This repository contains a Python script to run a data analysis on the university transcript data contained in the /data folder.
The transform_transcripts.py file contains the script that runs the analysis. There are three global variables (DIRECTORY, COLUMNS and QUERIES) set at the top of the file. These define, respectively, the directory containing the data we'd like analysed, the columns we're interested in and the queries we'd like answered about the data.
The script then creates an instance of the UniversityTranscriptsAnalysis class with the global variables as instance variables. This class has the methods necessary to run the analysis. In my approach I rely heavily on the modules pandas and pandasql. I use pandas to create a dataframe containing all the data from the directory and then answer the business questions by using pandasql to run sql queries over this dataframe.
The validate_input_files method runs some sanity checks on the files before adding them to the dataframe. It checks whether the file is in the correct format (.csv or .json) and whether the file is non-empty. The execute_queries function will catch SQL syntax errors, using a try-except and catching pandasql.PandaSQLException.
The output of the script is two-fold - The dataframes resulting from the sql queries are printed in the command line and saved as csv with the business questions as their file names.
The transform_transcripts_test.py file contains the necessary unit tests, the fixtures folder contains files used in the unit tests and task_description.txt contains the task description.

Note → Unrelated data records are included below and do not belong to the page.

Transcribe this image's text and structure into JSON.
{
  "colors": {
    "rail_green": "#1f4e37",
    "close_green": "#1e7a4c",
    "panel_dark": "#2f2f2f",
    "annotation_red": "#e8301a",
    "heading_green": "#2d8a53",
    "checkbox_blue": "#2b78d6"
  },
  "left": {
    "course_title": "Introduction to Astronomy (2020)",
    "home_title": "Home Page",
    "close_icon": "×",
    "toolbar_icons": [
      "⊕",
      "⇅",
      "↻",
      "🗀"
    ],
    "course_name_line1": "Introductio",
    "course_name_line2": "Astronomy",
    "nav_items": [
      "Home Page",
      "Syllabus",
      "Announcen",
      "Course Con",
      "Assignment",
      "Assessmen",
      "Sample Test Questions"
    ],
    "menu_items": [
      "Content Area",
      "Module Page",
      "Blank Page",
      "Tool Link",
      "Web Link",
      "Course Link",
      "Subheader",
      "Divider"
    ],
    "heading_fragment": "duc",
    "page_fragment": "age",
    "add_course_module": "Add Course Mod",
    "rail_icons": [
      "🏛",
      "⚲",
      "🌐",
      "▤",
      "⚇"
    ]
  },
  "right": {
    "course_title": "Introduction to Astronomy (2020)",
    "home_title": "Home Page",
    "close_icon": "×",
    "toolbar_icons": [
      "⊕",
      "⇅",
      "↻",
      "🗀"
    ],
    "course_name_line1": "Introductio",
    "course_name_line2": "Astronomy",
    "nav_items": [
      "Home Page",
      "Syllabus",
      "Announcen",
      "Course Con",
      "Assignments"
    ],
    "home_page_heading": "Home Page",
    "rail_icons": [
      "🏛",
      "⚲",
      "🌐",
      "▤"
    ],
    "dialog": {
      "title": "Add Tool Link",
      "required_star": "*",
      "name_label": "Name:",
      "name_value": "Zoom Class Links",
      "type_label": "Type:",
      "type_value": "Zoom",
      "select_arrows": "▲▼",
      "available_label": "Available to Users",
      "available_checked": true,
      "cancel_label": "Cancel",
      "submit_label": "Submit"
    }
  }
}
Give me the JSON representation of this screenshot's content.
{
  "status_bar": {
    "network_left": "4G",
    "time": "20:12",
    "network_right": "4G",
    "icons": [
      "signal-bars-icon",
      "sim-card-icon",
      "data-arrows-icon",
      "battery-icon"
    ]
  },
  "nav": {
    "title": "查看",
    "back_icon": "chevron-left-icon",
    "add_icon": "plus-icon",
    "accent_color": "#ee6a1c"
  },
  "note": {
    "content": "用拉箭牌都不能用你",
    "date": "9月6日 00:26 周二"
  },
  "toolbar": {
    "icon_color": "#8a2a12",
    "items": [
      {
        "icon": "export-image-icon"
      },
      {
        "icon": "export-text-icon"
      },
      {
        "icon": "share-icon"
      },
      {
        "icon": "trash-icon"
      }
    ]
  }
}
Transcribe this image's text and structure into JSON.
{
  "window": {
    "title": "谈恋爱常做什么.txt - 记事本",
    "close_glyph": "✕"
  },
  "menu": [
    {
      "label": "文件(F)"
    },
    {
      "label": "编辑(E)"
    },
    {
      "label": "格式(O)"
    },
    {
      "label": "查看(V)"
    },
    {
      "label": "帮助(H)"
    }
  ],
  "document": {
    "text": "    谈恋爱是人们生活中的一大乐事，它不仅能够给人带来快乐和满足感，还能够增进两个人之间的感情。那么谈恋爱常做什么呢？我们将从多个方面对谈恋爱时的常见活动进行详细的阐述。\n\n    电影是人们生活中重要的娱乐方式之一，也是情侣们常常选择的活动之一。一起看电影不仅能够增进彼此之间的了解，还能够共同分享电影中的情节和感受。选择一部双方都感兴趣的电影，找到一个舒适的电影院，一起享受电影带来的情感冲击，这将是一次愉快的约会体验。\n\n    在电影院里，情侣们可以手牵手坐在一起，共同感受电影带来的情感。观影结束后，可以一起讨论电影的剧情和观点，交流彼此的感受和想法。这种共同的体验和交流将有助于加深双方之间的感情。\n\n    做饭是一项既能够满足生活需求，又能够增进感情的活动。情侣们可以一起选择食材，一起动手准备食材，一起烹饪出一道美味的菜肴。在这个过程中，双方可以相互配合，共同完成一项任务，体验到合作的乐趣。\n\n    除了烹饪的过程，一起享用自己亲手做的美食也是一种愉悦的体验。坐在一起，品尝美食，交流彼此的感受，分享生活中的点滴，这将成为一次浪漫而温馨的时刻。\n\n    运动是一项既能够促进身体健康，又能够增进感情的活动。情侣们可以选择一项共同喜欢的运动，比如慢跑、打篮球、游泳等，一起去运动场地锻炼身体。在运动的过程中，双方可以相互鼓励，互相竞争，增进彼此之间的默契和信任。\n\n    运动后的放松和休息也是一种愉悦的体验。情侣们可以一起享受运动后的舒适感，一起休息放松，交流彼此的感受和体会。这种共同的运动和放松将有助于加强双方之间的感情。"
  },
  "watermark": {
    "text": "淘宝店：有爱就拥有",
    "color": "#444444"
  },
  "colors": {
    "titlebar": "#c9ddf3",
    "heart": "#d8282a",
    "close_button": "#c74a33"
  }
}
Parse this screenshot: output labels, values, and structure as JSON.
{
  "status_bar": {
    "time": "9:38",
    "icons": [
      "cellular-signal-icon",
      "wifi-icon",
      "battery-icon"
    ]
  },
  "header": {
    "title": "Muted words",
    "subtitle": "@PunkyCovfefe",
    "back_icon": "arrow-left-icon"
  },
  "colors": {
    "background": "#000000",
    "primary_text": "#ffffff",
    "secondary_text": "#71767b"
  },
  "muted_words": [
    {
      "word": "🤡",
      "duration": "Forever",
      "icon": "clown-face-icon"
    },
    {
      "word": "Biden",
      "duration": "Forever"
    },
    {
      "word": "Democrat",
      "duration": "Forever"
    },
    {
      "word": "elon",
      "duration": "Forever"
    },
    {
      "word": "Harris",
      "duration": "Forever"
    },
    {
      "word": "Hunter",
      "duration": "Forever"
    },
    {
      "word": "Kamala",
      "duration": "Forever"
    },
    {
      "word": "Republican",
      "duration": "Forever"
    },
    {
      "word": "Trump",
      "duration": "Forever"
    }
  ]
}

Using pandas and pandasql made it very easy to read the files and create something that we could run a query over.
Setting the directory, columns and queries as global variables that are passed into the class allows some flexibility for future ad-hoc analysis. We will be able to write different businesss questions as SQL scripts for different datasets. All that's necessary is to amend the global variables at the top of the file.
There's a lot of potential to expand on this approach. Depending on what future datasets look like, extra data cleaning might need to be added, as well as compatibility for other file extensions (for example, XML).